G20 acaba sem propostas
O encontro do G-20, que reuniu em São Paulo autoridades dos países ricos e dos emergentes, acabou sem propostas concretas para a regulação dos mercados. Grupos de trabalho discutirão os problemas até a cúpula do G20, semana que vem em Washington. (...) Os ministros presentes concordaram que é preciso reformar o FMI e o Banco Mundial. Mas o texto do encontro alerta que os países que querem mais peso nessas instituições terão de pagar por isso.
Folha de S. Paulo
Uso de juízes de 1º grau por tribunais ameaça decisões
Depois de passar pela 1ª instância, a ação de pedido de verbas previdenciárias da aposentada Angelina Bóris Fávero, 78 anos, foi julgada em menos de quatro anos pelo TRF (Tribunal Regional Federal) da 3ª Região. Pelos padrões da Justiça brasileira, a decisão foi rápida. A maior agilidade foi possível porque o tribunal de 2ª instância criou, em caráter extraordinário, turmas de julgamento com uma maioria de juízes de 1ª instância (em regra, as turmas são compostas somente por desembargadores). Porém, milhares de decisões como a que beneficiou a aposentada estão sob risco de anulação.
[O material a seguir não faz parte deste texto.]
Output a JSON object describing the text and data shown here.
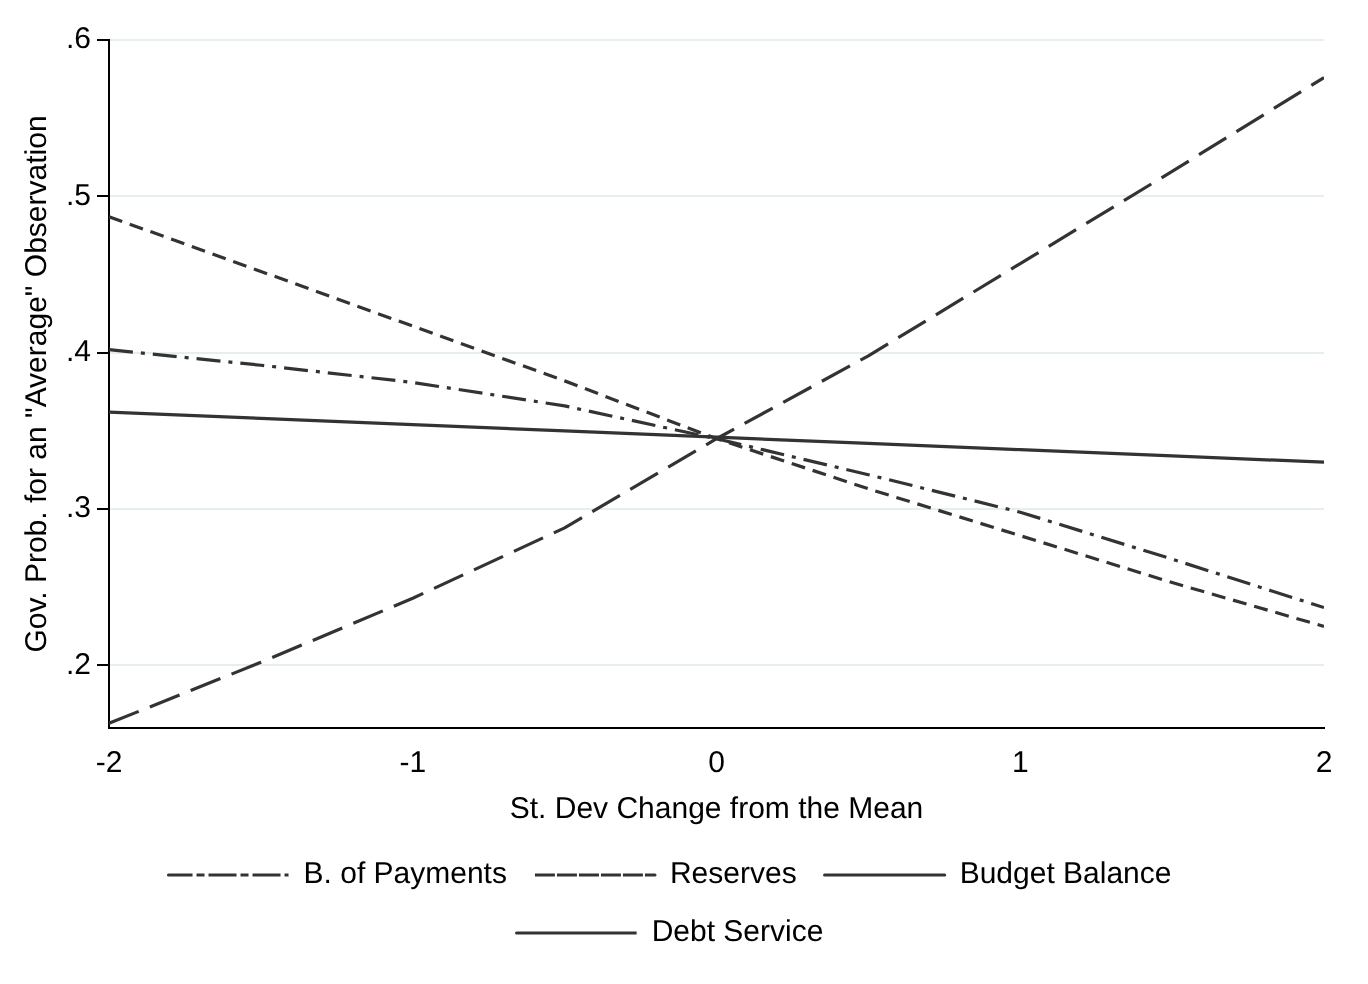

As cortes do topo do Poder Judiciário -STJ (Superior Tribunal de Justiça) e STF (Supremo Tribunal Federal)- podem levar à estaca zero mais de 240 mil julgamentos de recursos de tribunais de 2ª instância realizados por colegiados com mais juízes de 1ª instância que desembargadores. Esse tipo de composição de turmas julgadoras viola, em tese, as regras de organização judiciária do país.
O Globo
Deputados de Brasília pedem mais mordomiaMesmo contando com a maior verba do país para a contratação de assessores pessoais, os deputados da Câmara Legislativa do Distrito Federal pretendem aprovar, até o final do ano, um aumento desse benefício - o que dará a cada distrital um total de R$ 111 mil por mês para gastos com pessoal, escritório político, transporte e publicidade. Essa quantia é a soma da verba de gabinete pretendida por eles (R$ 99,8 mil) com a chamada verba indenizatória (R$ 11,2 mil).